Il manager Vittur spiega la Fondazione Sinner: “Jannik ha grandi potenzialità anche fuori dal campo”

Prima di arrivare a Pechino, Jannik Sinner ha organizzato una serata di Gala per presentare la propria Fondazione e, intervistato da Sky Sport, il suo manager e grande amico Alex Vittur parla in modo approfondito di questa iniziativa.
L’amicizia tra Vittur e Sinner
Innanzi tutto, Vittur spiega come abbia conosciuto il nativo di San Candido: “Ci siamo conosciuti quando il mio maestro, il mio primo maestro di tennis, che poi era anche il suo maestro, mi ha fatto una chiamata e mi ha detto: ‘guarda che c’è un ragazzino che gioca bene a tennis, che avrebbe bisogno di una mano, vieni a dargli un’occhiata’. Lavoriamo insieme da undici anni, abbiamo un’ottima amicizia, e questo tipo di rapporto funziona solo se hai una comunicazione molto aperta, onesta e diretta.
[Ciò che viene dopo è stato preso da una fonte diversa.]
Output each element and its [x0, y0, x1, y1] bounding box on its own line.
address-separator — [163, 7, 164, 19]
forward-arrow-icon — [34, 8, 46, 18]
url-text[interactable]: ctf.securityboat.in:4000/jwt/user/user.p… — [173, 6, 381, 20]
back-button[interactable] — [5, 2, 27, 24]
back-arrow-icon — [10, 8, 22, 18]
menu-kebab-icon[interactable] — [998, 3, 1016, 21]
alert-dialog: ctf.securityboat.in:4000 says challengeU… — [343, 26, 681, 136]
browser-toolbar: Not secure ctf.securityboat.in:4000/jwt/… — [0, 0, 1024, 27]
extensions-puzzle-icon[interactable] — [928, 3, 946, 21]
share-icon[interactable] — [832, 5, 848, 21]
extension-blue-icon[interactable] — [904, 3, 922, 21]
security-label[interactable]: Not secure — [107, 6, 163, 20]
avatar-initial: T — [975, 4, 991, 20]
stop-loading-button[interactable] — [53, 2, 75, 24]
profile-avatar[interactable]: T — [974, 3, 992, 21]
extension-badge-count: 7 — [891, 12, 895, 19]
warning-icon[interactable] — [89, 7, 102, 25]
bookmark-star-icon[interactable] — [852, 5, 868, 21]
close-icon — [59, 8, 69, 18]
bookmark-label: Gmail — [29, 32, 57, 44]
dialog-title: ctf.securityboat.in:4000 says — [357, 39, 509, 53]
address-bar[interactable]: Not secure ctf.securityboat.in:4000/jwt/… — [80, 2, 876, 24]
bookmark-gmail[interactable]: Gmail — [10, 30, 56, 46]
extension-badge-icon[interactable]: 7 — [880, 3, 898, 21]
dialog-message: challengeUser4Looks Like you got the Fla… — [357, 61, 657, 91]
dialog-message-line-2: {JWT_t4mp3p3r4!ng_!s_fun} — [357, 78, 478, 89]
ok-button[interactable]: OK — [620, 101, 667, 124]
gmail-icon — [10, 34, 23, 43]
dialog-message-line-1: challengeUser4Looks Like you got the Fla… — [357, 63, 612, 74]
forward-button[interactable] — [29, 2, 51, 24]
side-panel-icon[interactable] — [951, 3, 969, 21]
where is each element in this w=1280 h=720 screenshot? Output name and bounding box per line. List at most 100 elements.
Diciamo che quella è la cosa che mi rende più fiero. Gli voglio un bene dell’anima e voglio vederlo progredire in tutto quello che fa. Credo che abbia delle potenzialità, in campo e fuori dal campo, che pochi hanno. Sarebbe sciocco non dirgli tutto quello che penso”.
Lo scopo della Fondazione Sinner
Il manager del fenomeno altoatesino entra, poi, nel dettaglio della Fondazione: “Secondo me è un bellissimo progetto. Ne abbiamo parlato negli ultimi 18-24 mesi e volevamo prenderci un po’ di tempo per farlo con le persone giuste. E credo che insieme a Luca Maestri, Cristina, e Stefano Domenicali abbiamo messo su una bella squadra. Da una parte condividere gli stessi valori, dall’altra rendere questo progetto anche molto professionale. E, potenzialmente, anche molto internazionale. Onestamente parte tutto da lui, è lui che ha deciso di farlo. Noi siamo qui per aiutare. Viviamo in un mondo, e soprattutto giriamo il mondo, vedendo tante cose che non funzionano. Sicuramente non miglioreremo tutto quello che è da migliorare. Però, potremmo fare la nostra piccola parte. Con questa squadra e con questi valori, credo proprio che ce la faremo. In tutto il mondo e anche in Alto Adige. Perché partire da lì è un segno di attaccamento alla propria terra”.